I will further confess, to no general astonishment, that it was images like this, and more generally the women of the New Left, that ‘recruited’ me to their various causes. A decision I have never regretted. They were and are the most interesting and attractive women around — why look anywhere else?
This is a right-on quik discussion about the poster. Very smart and sweet. And indeed, ‘why look anywhere else?’ for smart and attractive women. I was using the ‘Girls say yes…’and feminism’s response (not a unified position by any means) as an example of how high the stakes were in that newborn press by women to be taken seriously in their resistance to the sexism that continued in the New Left. In spirit and thought, I can understand HR’s position today. But back then, the appropriate use of women’s sex power was up to each woman. Some women chose to call out New Left leader David Harris’ poster and it’s interpretation of women’s power. Who got the final say on approving the poster? Just a brief sign of the times.

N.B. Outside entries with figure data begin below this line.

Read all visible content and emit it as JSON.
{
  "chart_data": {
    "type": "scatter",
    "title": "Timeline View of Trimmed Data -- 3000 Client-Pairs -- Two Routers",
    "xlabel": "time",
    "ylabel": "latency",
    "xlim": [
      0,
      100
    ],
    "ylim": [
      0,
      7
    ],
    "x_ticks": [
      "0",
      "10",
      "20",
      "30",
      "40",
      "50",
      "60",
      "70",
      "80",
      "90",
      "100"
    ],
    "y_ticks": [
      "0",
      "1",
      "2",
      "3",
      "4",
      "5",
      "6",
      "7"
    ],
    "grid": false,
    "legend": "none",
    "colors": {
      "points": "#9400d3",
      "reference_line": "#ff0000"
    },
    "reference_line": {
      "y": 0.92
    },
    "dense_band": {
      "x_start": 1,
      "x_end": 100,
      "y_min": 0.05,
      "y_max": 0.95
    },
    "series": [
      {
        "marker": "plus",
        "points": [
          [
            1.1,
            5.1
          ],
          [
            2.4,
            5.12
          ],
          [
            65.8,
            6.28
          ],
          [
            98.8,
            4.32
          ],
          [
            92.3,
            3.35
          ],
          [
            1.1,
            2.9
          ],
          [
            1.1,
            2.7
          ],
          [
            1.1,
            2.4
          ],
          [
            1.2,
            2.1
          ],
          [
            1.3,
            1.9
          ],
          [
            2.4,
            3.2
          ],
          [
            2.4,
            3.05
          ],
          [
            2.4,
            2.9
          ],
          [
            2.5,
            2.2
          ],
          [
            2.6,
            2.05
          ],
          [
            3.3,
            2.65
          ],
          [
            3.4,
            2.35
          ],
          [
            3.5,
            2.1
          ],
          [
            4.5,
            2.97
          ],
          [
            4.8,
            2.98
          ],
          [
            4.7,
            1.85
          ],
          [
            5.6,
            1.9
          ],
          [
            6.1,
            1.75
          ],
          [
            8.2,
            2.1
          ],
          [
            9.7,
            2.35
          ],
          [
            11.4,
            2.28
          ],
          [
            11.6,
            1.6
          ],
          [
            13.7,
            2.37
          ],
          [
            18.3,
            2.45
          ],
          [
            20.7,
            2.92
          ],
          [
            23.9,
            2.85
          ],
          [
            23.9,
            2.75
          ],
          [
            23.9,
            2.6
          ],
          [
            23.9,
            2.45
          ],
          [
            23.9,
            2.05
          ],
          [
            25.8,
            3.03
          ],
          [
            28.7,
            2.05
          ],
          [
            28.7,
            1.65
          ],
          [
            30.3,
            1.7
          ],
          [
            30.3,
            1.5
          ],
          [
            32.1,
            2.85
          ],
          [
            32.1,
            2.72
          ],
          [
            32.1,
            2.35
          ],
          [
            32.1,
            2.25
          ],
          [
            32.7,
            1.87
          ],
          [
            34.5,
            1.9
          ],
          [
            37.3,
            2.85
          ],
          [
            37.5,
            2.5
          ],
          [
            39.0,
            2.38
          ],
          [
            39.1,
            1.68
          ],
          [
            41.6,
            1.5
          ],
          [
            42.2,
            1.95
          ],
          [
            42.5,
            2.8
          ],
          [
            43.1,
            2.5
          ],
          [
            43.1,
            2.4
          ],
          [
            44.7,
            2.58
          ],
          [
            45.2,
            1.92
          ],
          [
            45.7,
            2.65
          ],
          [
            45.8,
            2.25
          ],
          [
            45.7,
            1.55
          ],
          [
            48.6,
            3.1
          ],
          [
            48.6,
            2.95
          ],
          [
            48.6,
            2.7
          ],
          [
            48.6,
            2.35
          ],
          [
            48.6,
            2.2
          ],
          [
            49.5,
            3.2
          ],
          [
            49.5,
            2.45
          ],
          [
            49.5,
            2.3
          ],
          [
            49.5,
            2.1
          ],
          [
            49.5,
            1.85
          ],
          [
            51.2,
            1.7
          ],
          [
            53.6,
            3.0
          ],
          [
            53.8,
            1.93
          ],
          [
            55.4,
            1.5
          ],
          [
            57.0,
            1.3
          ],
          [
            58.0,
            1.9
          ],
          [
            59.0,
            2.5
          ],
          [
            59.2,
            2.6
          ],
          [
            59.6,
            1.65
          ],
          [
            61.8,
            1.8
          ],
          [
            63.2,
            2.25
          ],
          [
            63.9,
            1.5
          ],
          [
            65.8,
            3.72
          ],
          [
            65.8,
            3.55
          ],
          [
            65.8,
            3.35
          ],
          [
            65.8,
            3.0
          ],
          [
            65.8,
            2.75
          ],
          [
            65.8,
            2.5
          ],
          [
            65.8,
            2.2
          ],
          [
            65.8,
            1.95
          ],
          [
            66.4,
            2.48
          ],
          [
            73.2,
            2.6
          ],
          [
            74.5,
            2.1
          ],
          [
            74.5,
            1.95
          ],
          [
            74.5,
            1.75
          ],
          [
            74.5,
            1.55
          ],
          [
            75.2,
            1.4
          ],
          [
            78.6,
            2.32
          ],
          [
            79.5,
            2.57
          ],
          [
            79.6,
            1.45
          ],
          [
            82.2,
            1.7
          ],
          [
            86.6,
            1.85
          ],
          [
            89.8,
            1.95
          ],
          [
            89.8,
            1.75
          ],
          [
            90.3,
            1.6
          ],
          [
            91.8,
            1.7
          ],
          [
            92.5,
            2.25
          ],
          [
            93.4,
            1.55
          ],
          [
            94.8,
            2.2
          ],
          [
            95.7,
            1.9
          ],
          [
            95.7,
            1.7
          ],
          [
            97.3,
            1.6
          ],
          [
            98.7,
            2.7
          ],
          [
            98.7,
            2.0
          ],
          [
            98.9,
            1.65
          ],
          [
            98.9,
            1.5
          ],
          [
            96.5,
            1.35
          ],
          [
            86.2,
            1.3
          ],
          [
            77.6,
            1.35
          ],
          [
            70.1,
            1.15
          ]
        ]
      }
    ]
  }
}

Thanks for linking me back to this post. Your descriptions sure brought back those times for me, and indeed it was a time when we were looking at everything with new eyes. Hard to imagine having that cranky like that today. Much has changed, but sadly that feminist perspective struggles to be recognized still.
Thanks for reading, Khati. I got carried away! Beyond the retro call! I’m trying to recapture the contradictions between male power and women’s resistance in those ‘righteous’ times, while we were all trying to reach a common goal. AAnd then came Mao’s little red book and our own peculiar version of the cultural revolution. Yikes!
This is so clear and so accurate and so hopeful. Thank you for understanding without needing constant explanations that sexism is no better than racism or any other diminishing treatment of a specific group. Beautiful job!
Thanks, Susan. I wholeheartedly agree. The link between racism and sexism was part of the awareness that we have all shared and acted upon from the beginning of our movements and was being brought forward as far back as Seneca Falls in 1848… and before.